Les lampes continuèrent de s’éteindre. Et elle continua d’être malade — malgré l’antiémétique qu’elle prenait tous les soirs et le fait qu’elle fît livrer les plats par différents restaurants en ligne. Elle finit par s’abstenir de dîner.

Chaque fois qu’elle actionnait un interrupteur et que la lampe restait éteinte, elle prenait un coup au moral. Elle savait ce qui se passait : quelqu’un avait résolu de semer le chaos dans son existence comme elle-même l’avait semé dans celle de Célia Jablonka et de Christine Steinmeyer. Mais le savoir ne l’aidait guère. Elle devait trouver le moyen de riposter. Apparemment, quelqu’un était capable de s’introduire chez elle en son absence malgré le système d’alarme.

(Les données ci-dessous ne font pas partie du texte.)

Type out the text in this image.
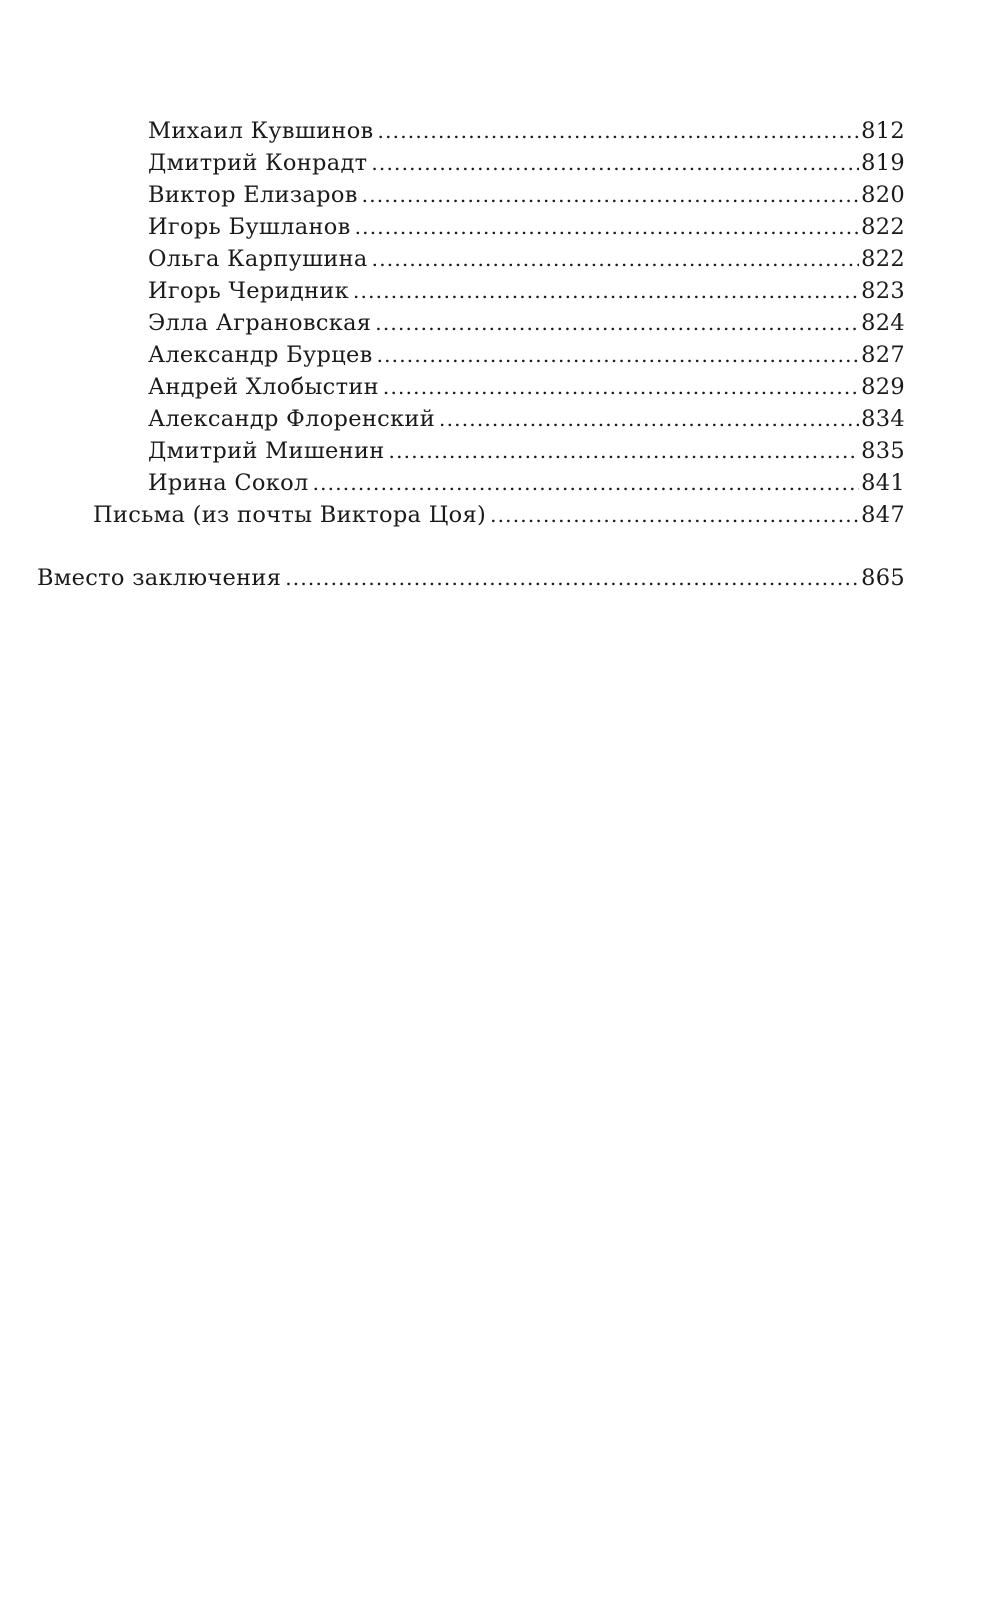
Михаил Кувшинов .....	812
Дмитрий Конрадт .....	819
Виктор Елизаров .....	820
Игорь Бушланов .....	822
Ольга Карпушина .....	822
Игорь Черидник .....	823
Элла Аграновская .....	824
Александр Бурцев .....	827
Андрей Хлобыстин .....	829
Александр Флоренский .....	834
Дмитрий Мишенин .....	835
Ирина Сокол .....	841
Письма (из почты Виктора Цоя) .....	847
Вместо заключения .....	865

Il lui fallait de l’aide. Mais ni Marcus ni Cordélia ne répondaient au téléphone. Elle leur avait laissé une bonne vingtaine de messages. Un samedi matin, elle se rendit à la Reynerie. Elle sonna au 19B. La porte s’ouvrit sur un jeune homme qu’elle ne connaissait pas.

— Oui ?

— Corinne Délia n’est pas ici ?

L’homme la scruta.

— Elle a déménagé, elle ne vous l’a pas dit ?

— Et vous êtes… ?

— Le nouveau locataire. Et vous ?

Elle s’en alla.

Le 14 février, Servaz se réveilla en sursaut à 4 heures du matin. Il avait fait un rêve dans lequel il flottait en apesanteur autour de la Terre. Il passait d’un module à l’autre, en battant maladroitement des bras et des jambes, mais une femme qui ne ressemblait pas à Mila Bolsanski et qui pourtant était Mila Bolsanski — il ne savait pas comment il le savait, mais il le savait — lui « courait » après et ne cessait de lui dire des choses comme : « Prends-moi, baise-moi ; là, tout de suite… » Il avait beau lui expliquer poliment que non, qu’il était marié, qu’il ne voulait pas, non merci, sans façon — et que les hommes aussi ont le droit de dire non, pas seulement les femmes, elle continuait de le poursuivre de ses assiduités dans toute la station. Il s’était réveillé au moment où la voix de sa mère morte trente-trois ans plus tôt disait : « Martin, qu’est-ce que tu fais avec cette dame ? » Il connaissait l’origine de ce rêve : il avait relu le journal de Mila Bolsanski dans la soirée. Et il y avait de la musique dans son rêve : opéra.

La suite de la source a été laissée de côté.